Considérant en troisième lieu, que M. A soutient que l'article L. 4121-4 du code de la défense est incompatible avec les stipulations de l'article 11 de la convention européenne de sauvegarde des droits de l'homme et des libertés fondamentales aux termes desquelles : 1. Toute personne a droit à la liberté de réunion pacifique et à la liberté d'association, y compris le droit de fonder avec d'autres des syndicats et de s'affilier à des syndicats pour la défense de ses intérêts. / 2. L'exercice de ces droits ne peut faire l'objet d'autres restrictions que celles, qui, prévues par la loi, constituent des mesures nécessaires, dans une société démocratique, à la sécurité nationale, à la sûreté publique, à la défense de l'ordre et à la prévention du crime, à la protection de la santé ou de la morale, ou à la protection des droits et libertés d'autrui.
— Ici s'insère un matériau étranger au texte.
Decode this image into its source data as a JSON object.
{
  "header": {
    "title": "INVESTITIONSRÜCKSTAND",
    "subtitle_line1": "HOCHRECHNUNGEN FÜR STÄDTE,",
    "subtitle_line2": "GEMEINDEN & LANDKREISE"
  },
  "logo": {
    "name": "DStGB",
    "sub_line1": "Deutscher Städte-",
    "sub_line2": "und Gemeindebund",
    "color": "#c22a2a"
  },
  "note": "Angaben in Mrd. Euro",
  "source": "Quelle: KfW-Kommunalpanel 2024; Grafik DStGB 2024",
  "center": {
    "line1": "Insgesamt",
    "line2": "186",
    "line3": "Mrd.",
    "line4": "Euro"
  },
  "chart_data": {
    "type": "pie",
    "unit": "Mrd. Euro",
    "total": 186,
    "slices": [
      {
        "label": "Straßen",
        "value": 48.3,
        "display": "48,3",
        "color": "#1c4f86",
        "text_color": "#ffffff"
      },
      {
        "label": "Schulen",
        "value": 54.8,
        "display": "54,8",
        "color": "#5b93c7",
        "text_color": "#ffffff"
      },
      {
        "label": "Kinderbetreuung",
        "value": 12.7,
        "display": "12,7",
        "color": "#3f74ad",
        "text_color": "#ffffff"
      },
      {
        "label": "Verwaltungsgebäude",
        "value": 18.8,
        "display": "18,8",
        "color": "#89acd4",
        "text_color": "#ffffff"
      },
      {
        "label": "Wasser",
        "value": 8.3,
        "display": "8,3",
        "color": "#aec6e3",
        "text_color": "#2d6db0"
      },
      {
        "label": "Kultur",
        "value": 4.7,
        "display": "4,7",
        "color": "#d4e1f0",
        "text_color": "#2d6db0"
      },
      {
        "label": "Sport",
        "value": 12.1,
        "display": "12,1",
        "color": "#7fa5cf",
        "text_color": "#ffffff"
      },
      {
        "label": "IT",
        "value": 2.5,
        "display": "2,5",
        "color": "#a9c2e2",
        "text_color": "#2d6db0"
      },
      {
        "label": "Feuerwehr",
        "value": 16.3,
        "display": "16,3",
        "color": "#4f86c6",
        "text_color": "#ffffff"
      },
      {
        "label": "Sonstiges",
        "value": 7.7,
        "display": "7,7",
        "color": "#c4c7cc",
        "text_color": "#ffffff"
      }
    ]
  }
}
Le présent article n'interdit pas que des restrictions légitimes soient imposées à l'exercice de ces droits par les membres des forces armées, de la police ou de l'administration de l'Etat ; qu'eu égard aux exigences qui découlent de la discipline militaire et des contraintes inhérentes à l'exercice de leur mission par les forces armées, les dispositions précitées de l'article L. 4121-4 du code de la défense, qui ne font en rien obstacle à ce que les militaires adhèrent à d'autres groupements que ceux qui ont pour objet la défense de leurs intérêts professionnels, constituent des restrictions légitimes au sens de ces stipulations de l'article 11 ; que le moyen tiré de l'incompatibilité de l'article L. 4121-4 du code de la défense avec les stipulations de cet article doit, en conséquence, être écarté ; que de même, les dispositions contestées de l'article L. 4121-4 constituent des restrictions légitimes au sens des stipulations sur ce point similaires de l'article 10 de la convention européenne de sauvegarde des droits de l'homme et des libertés fondamentales relatif à la liberté d'expression ;

Considérant en quatrième lieu, que M. A soutient qu'en lui ordonnant de démissionner dans un délai bref, la décision litigieuse l'a privé de son droit à un recours effectif et équitable ; que cependant le caractère exécutoire de plein droit d'une décision administrative n'a pas pour effet d'interdire l'exercice des voies de recours ; que, par suite, la décision litigieuse n'a pas méconnu les stipulations des articles 6 et 13 de la convention européenne de sauvegarde des droits de l'homme et des libertés fondamentales ; que le refus de la commission des recours des militaires de prendre en compte des faits intervenus postérieurement à la décision qui a fait l'objet d'un recours devant elle, ne contrevient pas plus aux stipulations des mêmes articles de la convention ;

Considérant en cinquième lieu, que si M. A invoque au soutien de la légalité de son adhésion à l'association Forum gendarmes et citoyens , l'existence d'autres associations de militaires qui ont un objet similaire, cette circonstance, à la supposer démontrée, est sans influence sur la légalité de la décision attaquée ;

Considérant en sixième lieu, qu'il ressort des pièces du dossier que l'association Forum gendarmes et citoyens s'est donnée pour objet, entre autres, la défense de la situation matérielle et morale des gendarmes ; que, dès lors, en estimant sur le fondement de ses dispositions statutaires que l'association Forum gendarmes et citoyens constitue un groupement professionnel au sens de l'article L. 4121-4, le ministre n'a pas entaché sa décision d'erreur de fait et de qualification juridique ;

Considérant enfin que le détournement de pouvoir allégué n'est pas établi ;

Considérant qu'il résulte de ce qui précède que la requête de M. A, ensemble ses conclusions tendant à l'application des dispositions de l'article L. 761-1 du code de justice administrative, doit être rejetée ;

D E C I D E :

--------------

Article 1er : La requête de M. A est rejetée.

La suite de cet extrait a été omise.